AI’s infrastructure side quest
Blackstone says it’s teaming up with Google to create a new U.S.-based company aimed at meeting surging demand for Tensor Processing Units, or TPUs. Translation: instead of just selling the shovels in the AI gold rush, they’re helping build the mine, the roads, and probably the snack bar too.
The new venture is supposed to offer efficient data center capacity, operations, networking, and Google Cloud’s TPU compute-as-a-service setup. That matters because AI training and inference don’t magically happen in the cloud ether. They need real estate, power, networking, and a lot of very expensive hardware.
Why investors should care
For Blackstone, this is another bet that digital infrastructure will keep getting more valuable as AI demand scales. If the thesis holds, BX gets exposure to a growing slice of the compute economy without having to pretend it’s suddenly a chip company.

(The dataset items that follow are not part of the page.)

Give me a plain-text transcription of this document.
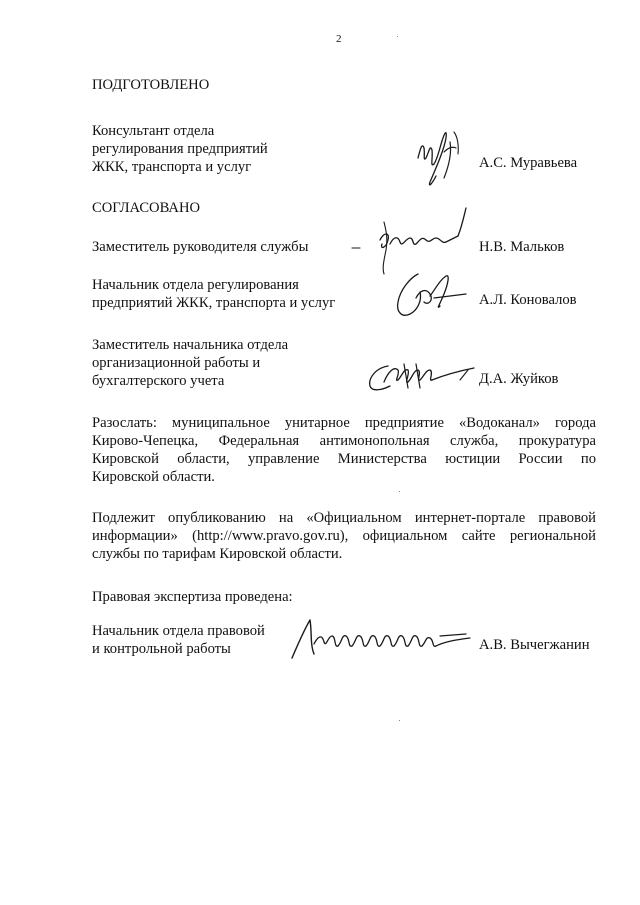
2
ПОДГОТОВЛЕНО
Консультант отдела
регулирования предприятий
ЖКК, транспорта и услуг	А.С. Муравьева
СОГЛАСОВАНО
Заместитель руководителя службы	Н.В. Мальков
Начальник отдела регулирования
предприятий ЖКК, транспорта и услуг	А.Л. Коновалов
Заместитель начальника отдела
организационной работы и
бухгалтерского учета	Д.А. Жуйков
Разослать: муниципальное унитарное предприятие «Водоканал» города
Кирово-Чепецка, Федеральная антимонопольная служба, прокуратура
Кировской области, управление Министерства юстиции России по
Кировской области.
Подлежит опубликованию на «Официальном интернет-портале правовой
информации» (http://www.pravo.gov.ru), официальном сайте региональной
службы по тарифам Кировской области.
Правовая экспертиза проведена:
Начальник отдела правовой
и контрольной работы	А.В. Вычегжанин
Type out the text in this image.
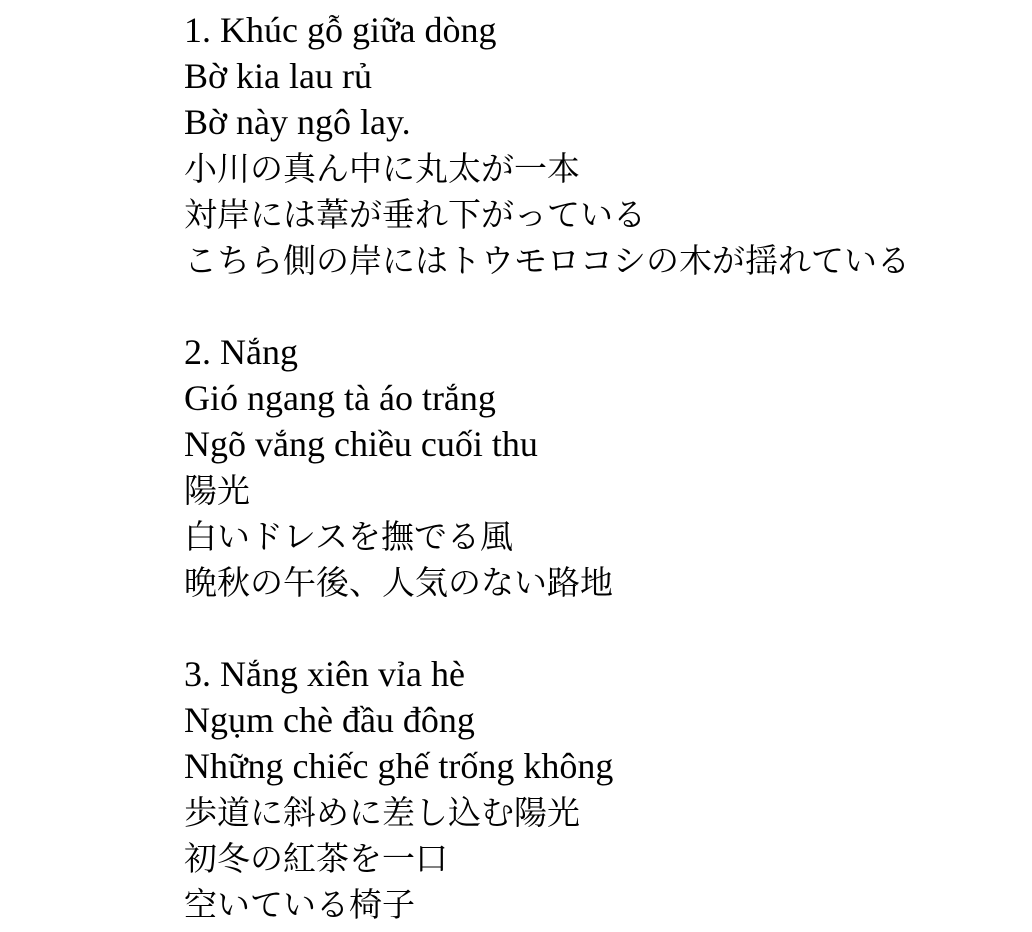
1. Khúc gỗ giữa dòng
Bờ kia lau rủ
Bờ này ngô lay.
小川の真ん中に丸太が一本
対岸には葦が垂れ下がっている
こちら側の岸にはトウモロコシの木が揺れている
2. Nắng
Gió ngang tà áo trắng
Ngõ vắng chiều cuối thu
陽光
白いドレスを撫でる風
晩秋の午後、人気のない路地
3. Nắng xiên vỉa hè
Ngụm chè đầu đông
Những chiếc ghế trống không
歩道に斜めに差し込む陽光
初冬の紅茶を一口
空いている椅子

For Google, the move gives TPU demand a more direct on-ramp and could help expand the ecosystem around its custom AI chips. In other words, it’s a way to make sure the infrastructure beneath AI doesn’t buckle under the hype.
Big picture
This is the kind of deal that tells you where the real bottlenecks are: not just models and software, but power, buildings, networking, and compute capacity. The AI boom may look like a software story, but a lot of the money is still hiding in the plumbing.